Pour ceux qui ne reçoivent pas le quotidien régional, voici l’article :

Autodidacte absolu, Pierre Lacroix a tout fait ou presque. Illustrateur et scénariste de BD fantastique, auteur-compositeur, il affiche un parcours hors norme. Sa vie se poursuit sans fard à Moyenvic, loin du Québec.

« T abernacle , maudits pucerons ! » jure dans sa barbe l’homme qui couve son potager d’un œil attendri. « Si vous venez, je ne fais plus de potager », a-t-il lancé un jour aux insectes. Ainsi parle l’homme, pas encore sexa, qui s’est installé en terre saline en 2005. La faute à l’amour, sans doute. Il a rencontré Joëlle sur la toile. Sa femme et lui se consacrent aujourd’hui à l’accueil d’adultes handicapés à Moyenvic.

L’histoire de Pierre Djada Lacroix est un mille-feuille. Il est né à Hull, ville baignée par la rivière des Outaouais, pile poil à la limite du Québec et de l’Ontario, face à Ottawa. Les Hullois ne sont pas peu fiers de défendre leur langue, narguant ainsi leur fédérale voisine, « une ville fantôme, soutient Lacroix. J’ai grandi dans la haine des anglophones qui venaient profiter des bars ouverts bien plus tard chez nous, cela finissait souvent en bagarre ! »

En 1967, il quitte la maison sans autorisation, avec juste ce qu’il faut en poche, son copain Donald et l’esprit de débrouille pour compagnons. « On voulait partir dans l’Ouest sans but précis, sinon d’acheter une Harley Davidson, comme Dennis Hopper dans Easy rider. » L’envie de dire à l’ establishment d’aller se faire voir et la pilosité seyant à la période hippie, les deux compères découvrent un monde rude, font de mauvaises rencontres et tracent la route en vivant de petits boulots, comme celui de guides de piste dans les ranchs, Pierre étant un habile cavalier. « Arrivés à Calgary, nous n’avions plus d’argent, et là on nous dit "Vous serez mieux à Vancouver". » Ils y débarquent un jour de pluie.

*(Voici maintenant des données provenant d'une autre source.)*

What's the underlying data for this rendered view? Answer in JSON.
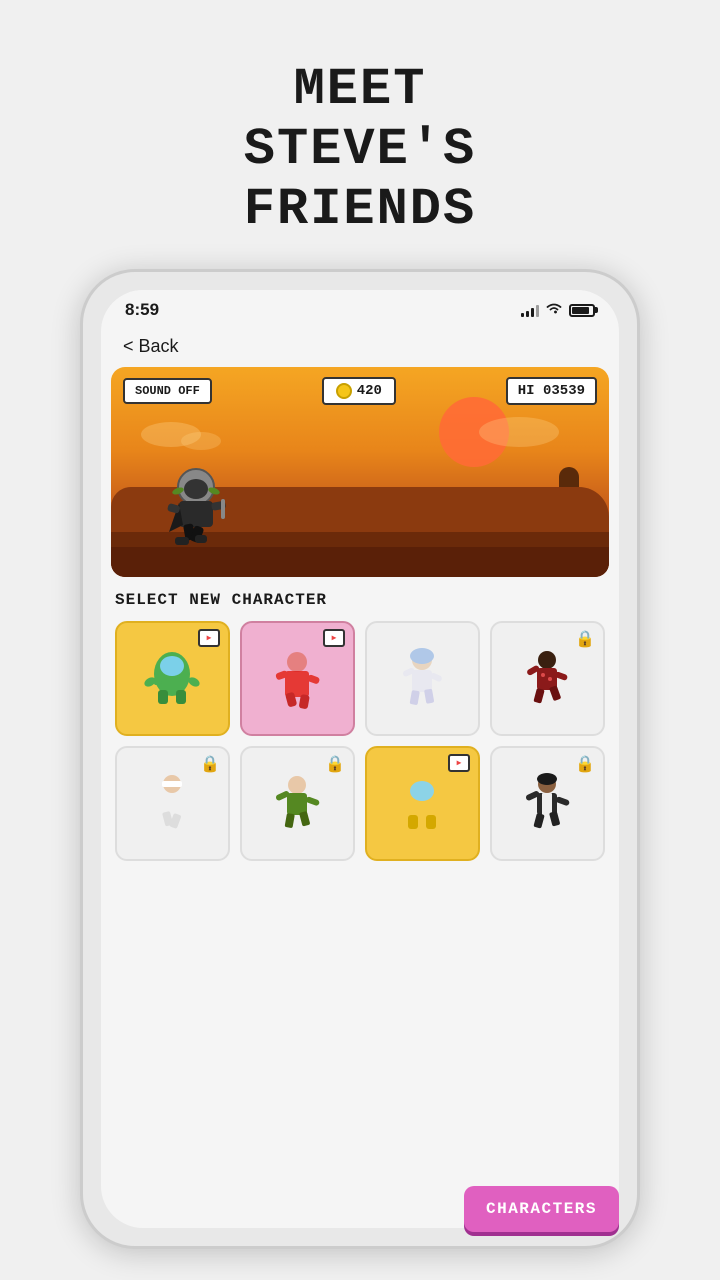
{
  "title": {
    "line1": "MEET",
    "line2": "STEVE'S",
    "line3": "FRIENDS"
  },
  "status_bar": {
    "time": "8:59",
    "signal_bars": [
      4,
      6,
      9,
      12,
      14
    ],
    "wifi": "wifi",
    "battery": 85
  },
  "back_button": "< Back",
  "game_hud": {
    "sound_label": "SOUND OFF",
    "coins": "420",
    "hi_label": "HI  03539"
  },
  "select_section": {
    "title": "SELECT NEW CHARACTER"
  },
  "characters_button": "CHARACTERS",
  "characters": [
    {
      "id": 1,
      "style": "selected-yellow",
      "locked": false,
      "tv": true,
      "name": "among-us-green"
    },
    {
      "id": 2,
      "style": "selected-pink",
      "locked": false,
      "tv": true,
      "name": "squid-game-red"
    },
    {
      "id": 3,
      "style": "unselected",
      "locked": false,
      "tv": false,
      "name": "white-girl"
    },
    {
      "id": 4,
      "style": "locked-card",
      "locked": true,
      "tv": false,
      "name": "running-boy-dark"
    },
    {
      "id": 5,
      "style": "locked-card",
      "locked": true,
      "tv": false,
      "name": "ninja-girl"
    },
    {
      "id": 6,
      "style": "locked-card",
      "locked": true,
      "tv": false,
      "name": "green-ninja"
    },
    {
      "id": 7,
      "style": "selected-yellow",
      "locked": false,
      "tv": true,
      "name": "among-us-yellow"
    },
    {
      "id": 8,
      "style": "locked-card",
      "locked": true,
      "tv": false,
      "name": "dark-suit-guy"
    }
  ]
}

La Colombie Britannique leur servira de révélateur à plus d’un titre : « Je parlais des têtes folles, mais à Vancouver, rien de tout ça, j’y ai découvert l’ouverture d’esprit. »

Commencent alors des années de débrouille, de musique et de rencontres où il aligne les accords rock and folk sur scène, écrit ses premiers poèmes et collabore avec la presse écrite, notamment la revue Pop rock jeunesse de Montréal. Il rédige des dossiers sur Deep Purple, David Bowie, The Band ou Bob Dylan, croise Lennon, Joan Baez et Leonard Cohen, décrit la venue de Crosby, Stills, Nash and Youg à Vancouver en 1974… tout en multipliant les métiers, tel celui de cuisinier dans une gargote mexicaine.

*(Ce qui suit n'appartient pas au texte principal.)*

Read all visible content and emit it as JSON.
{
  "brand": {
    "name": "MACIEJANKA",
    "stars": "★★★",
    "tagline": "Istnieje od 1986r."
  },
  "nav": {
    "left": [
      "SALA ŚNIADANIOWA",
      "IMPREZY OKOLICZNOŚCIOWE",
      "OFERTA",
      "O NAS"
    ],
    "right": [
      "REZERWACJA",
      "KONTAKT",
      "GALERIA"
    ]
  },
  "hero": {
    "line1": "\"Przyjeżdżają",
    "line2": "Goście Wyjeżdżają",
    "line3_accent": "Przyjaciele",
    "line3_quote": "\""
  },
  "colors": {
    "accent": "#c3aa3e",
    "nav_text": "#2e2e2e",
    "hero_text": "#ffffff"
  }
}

1974. Retour au Québec. Une autre vie commence à 24 ans. Les seventies révèlent sa vélocité à jouer du crayon. Il découvre la revue Requiem dans la cave d’un libraire de Hull et s’étonne de la couverture. Il y dessine sa première création en 1978. La décennie suivante fera de lui un illustrateur respecté dans l’insondable domaine de la science-fiction au Québec et dans la francophonie, un rédacteur prolifique de nouvelles et l’éditeur de Carfax, fanzine versant dans le fantastique et l’horreur. Il décroche en 1982 et 1987 le Prix Boréal du meilleur illustrateur, le seul du genre science-fiction et fantastique à être décerné par les lecteurs au Québec. Pierre Lacroix est un artiste inspiré. Ses êtres difformes sont aussi effrayants qu’expressifs, ses personnages se meuvent dans des univers sombres et inédits, les ombres menacent, le relief surprend, et les femmes sont omniprésentes. Les décors sont originaux, mais lui vise le mystère et les expressions.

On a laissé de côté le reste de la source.